The objective of the project is to revive the Ghana Open Data Initiative (GODI) that was originally started in 2010/2011 but not developed since 2015. The aim of the project is to restart GODI and bootstrap a series of activities to put in place a critical mass of actors for the initiative to develop gracefully over years.
The complete requirements for were diverse, including development of specific policy guidance which could be enacted in legislation, through to capacity building at all levels of government, and development and delivery of an open data portal.
On the infrastructure side, there were three key elements:
- The OD policy: the policy is the core element of an Open Data initiative as it creates a legal foundation and obligations for agencies to publish Open Data sets following open data principles,
- The OD portal: the open data portal is the most visible element of the initiative as the place where all users, governmental or not, go to find and exploit datasets,
- The OD Community: the OD community is a less concrete element, but its development is critical for the take-off of OD and for the emergence of impact. It consists of a series of activities such as meetings, hackathon, etc. as well as an online portal to gather news, opportunities, to support dialog between members and to ease government/non-governmental stakeholders interactions.
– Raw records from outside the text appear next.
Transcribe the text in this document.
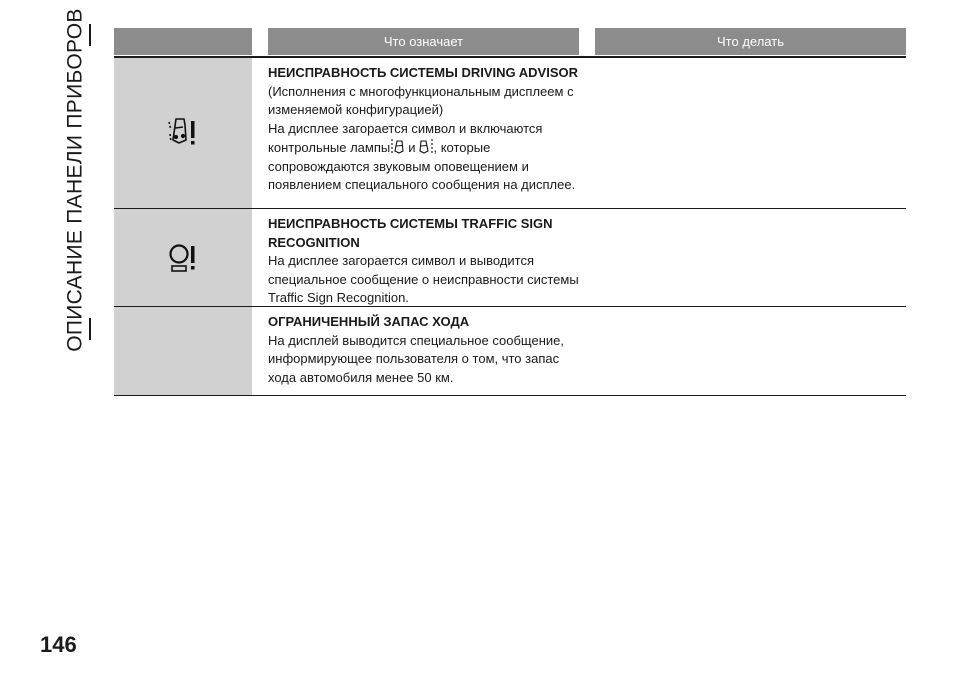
ОПИСАНИЕ ПАНЕЛИ ПРИБОРОВ	Что означает	Что делать
НЕИСПРАВНОСТЬ СИСТЕМЫ DRIVING ADVISOR
(Исполнения с многофункциональным дисплеем с изменяемой конфигурацией)
На дисплее загорается символ и включаются контрольные лампы и , которые сопровождаются звуковым оповещением и появлением специального сообщения на дисплее.
НЕИСПРАВНОСТЬ СИСТЕМЫ TRAFFIC SIGN RECOGNITION
На дисплее загорается символ и выводится специальное сообщение о неисправности системы Traffic Sign Recognition.
ОГРАНИЧЕННЫЙ ЗАПАС ХОДА
На дисплей выводится специальное сообщение, информирующее пользователя о том, что запас хода автомобиля менее 50 км.
146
Whythawk’s specific engagement was for capacity building and delivery of the portal. The overall project was managed and delivered by long-term collaborators, SBC4D.
Our solution
This was a long-term project requiring in-country consulting and support over an eight-month period.
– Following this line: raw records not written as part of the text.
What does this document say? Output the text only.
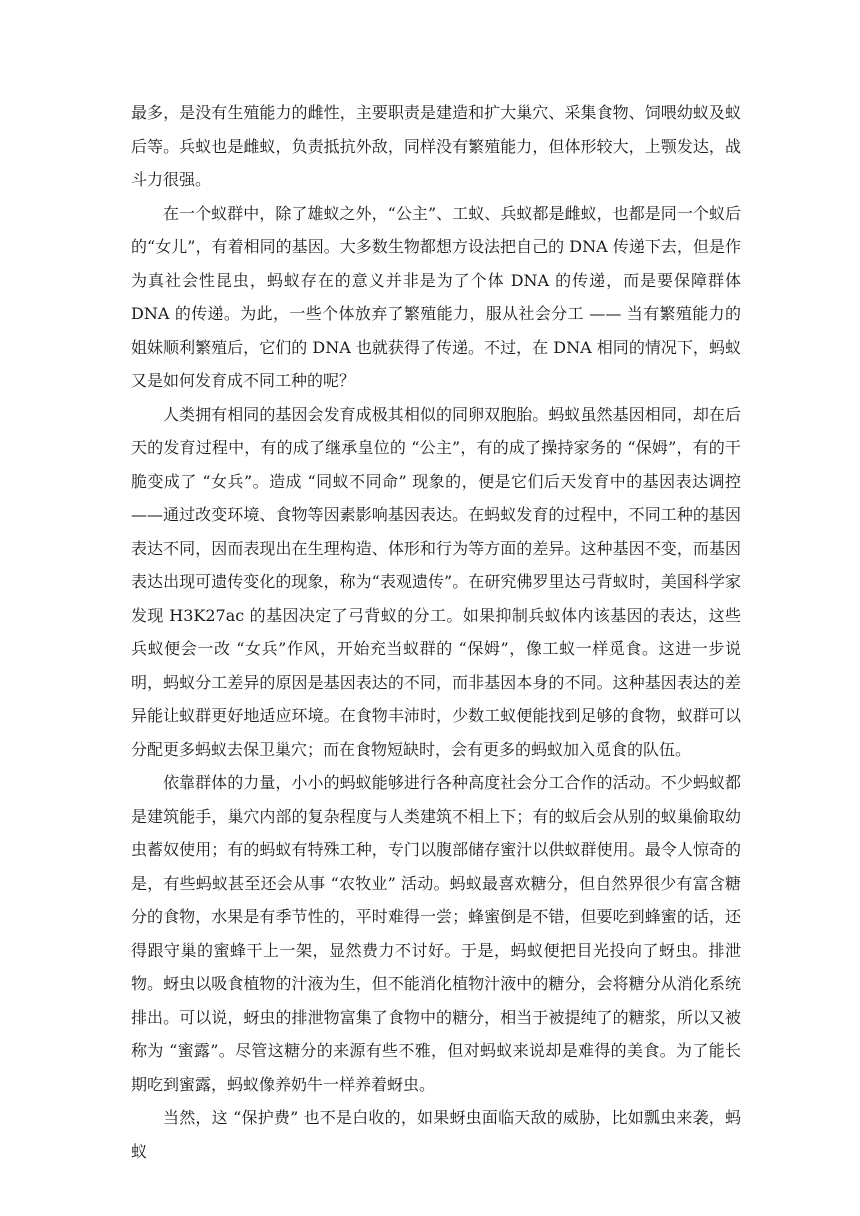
最多，是没有生殖能力的雌性，主要职责是建造和扩大巢穴、采集食物、饲喂幼蚁及蚁后等。兵蚁也是雌蚁，负责抵抗外敌，同样没有繁殖能力，但体形较大，上颚发达，战斗力很强。

在一个蚁群中，除了雄蚁之外，“公主”、工蚁、兵蚁都是雌蚁，也都是同一个蚁后的“女儿”，有着相同的基因。大多数生物都想方设法把自己的 DNA 传递下去，但是作为真社会性昆虫，蚂蚁存在的意义并非是为了个体 DNA 的传递，而是要保障群体 DNA 的传递。为此，一些个体放弃了繁殖能力，服从社会分工 —— 当有繁殖能力的姐妹顺利繁殖后，它们的 DNA 也就获得了传递。不过，在 DNA 相同的情况下，蚂蚁又是如何发育成不同工种的呢？

人类拥有相同的基因会发育成极其相似的同卵双胞胎。蚂蚁虽然基因相同，却在后天的发育过程中，有的成了继承皇位的 “公主”，有的成了操持家务的 “保姆”，有的干脆变成了 “女兵”。造成 “同蚁不同命” 现象的，便是它们后天发育中的基因表达调控 ——通过改变环境、食物等因素影响基因表达。在蚂蚁发育的过程中，不同工种的基因表达不同，因而表现出在生理构造、体形和行为等方面的差异。这种基因不变，而基因表达出现可遗传变化的现象，称为“表观遗传”。在研究佛罗里达弓背蚁时，美国科学家发现 H3K27ac 的基因决定了弓背蚁的分工。如果抑制兵蚁体内该基因的表达，这些兵蚁便会一改 “女兵”作风，开始充当蚁群的 “保姆”，像工蚁一样觅食。这进一步说明，蚂蚁分工差异的原因是基因表达的不同，而非基因本身的不同。这种基因表达的差异能让蚁群更好地适应环境。在食物丰沛时，少数工蚁便能找到足够的食物，蚁群可以分配更多蚂蚁去保卫巢穴；而在食物短缺时，会有更多的蚂蚁加入觅食的队伍。

依靠群体的力量，小小的蚂蚁能够进行各种高度社会分工合作的活动。不少蚂蚁都是建筑能手，巢穴内部的复杂程度与人类建筑不相上下；有的蚁后会从别的蚁巢偷取幼虫蓄奴使用；有的蚂蚁有特殊工种，专门以腹部储存蜜汁以供蚁群使用。最令人惊奇的是，有些蚂蚁甚至还会从事 “农牧业” 活动。蚂蚁最喜欢糖分，但自然界很少有富含糖分的食物，水果是有季节性的，平时难得一尝；蜂蜜倒是不错，但要吃到蜂蜜的话，还得跟守巢的蜜蜂干上一架，显然费力不讨好。于是，蚂蚁便把目光投向了蚜虫。排泄物。蚜虫以吸食植物的汁液为生，但不能消化植物汁液中的糖分，会将糖分从消化系统排出。可以说，蚜虫的排泄物富集了食物中的糖分，相当于被提纯了的糖浆，所以又被称为 “蜜露”。尽管这糖分的来源有些不雅，但对蚂蚁来说却是难得的美食。为了能长期吃到蜜露，蚂蚁像养奶牛一样养着蚜虫。

当然，这 “保护费” 也不是白收的，如果蚜虫面临天敌的威胁，比如瓢虫来袭，蚂蚁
The development of the portal was executed in three steps:
- An initial audit of the existing site to assess whether we would upgrade or replace the current production server. We decided on replacement.
- A first roll-out of the new portal. As soon as the audit was completed worked towards delivering a portal following international standards and running the latest secure version of DKAN.
- A second roll-out was completed after all new features are integrated. New features were related to the Open Data policy and ensured that policy statements were enforced by the portal.
Capacity building was one of the core elements of the project. Based on the stakeholders’ meetings during our first field visit, we identified five types of sessions that would be organised, of which Whythawk delivered four:
- Portal management training: This session was for the OD portal team and the system engineer.
- Change management training: This session was for high-level management of agencies like Chief Director, permanent secretary, directors general. The aim of this session was explain the benefits of Open Data and the overall impact on the way the administration works. This type of session is critical to ensure buy-in at the highest level, and to ensure that a consistent message is sent to all levels of the administration.
- Data management training: Data management skills are the most important skills to support GODI. It targets data managers within agencies. Not only would it help staff cleaning and curating data for publication, but it would also give them skills to exploit published datasets, increasing the government-internal data sharing, and providing incentives and understanding for high-quality data publication.
- Data publication training: Data publication training targets IT service of agencies and helps them acquire skills to publish and harvest data, using either the portal user interface or the API.
In all, forty days of teaching were delivered.
Outcomes
We delivered our capacity building program to well-attended events, and to people with extensive technical and management skills for delivery. We also handed over management of the new portal to the National Information Technology Agency (NITA) in 2019.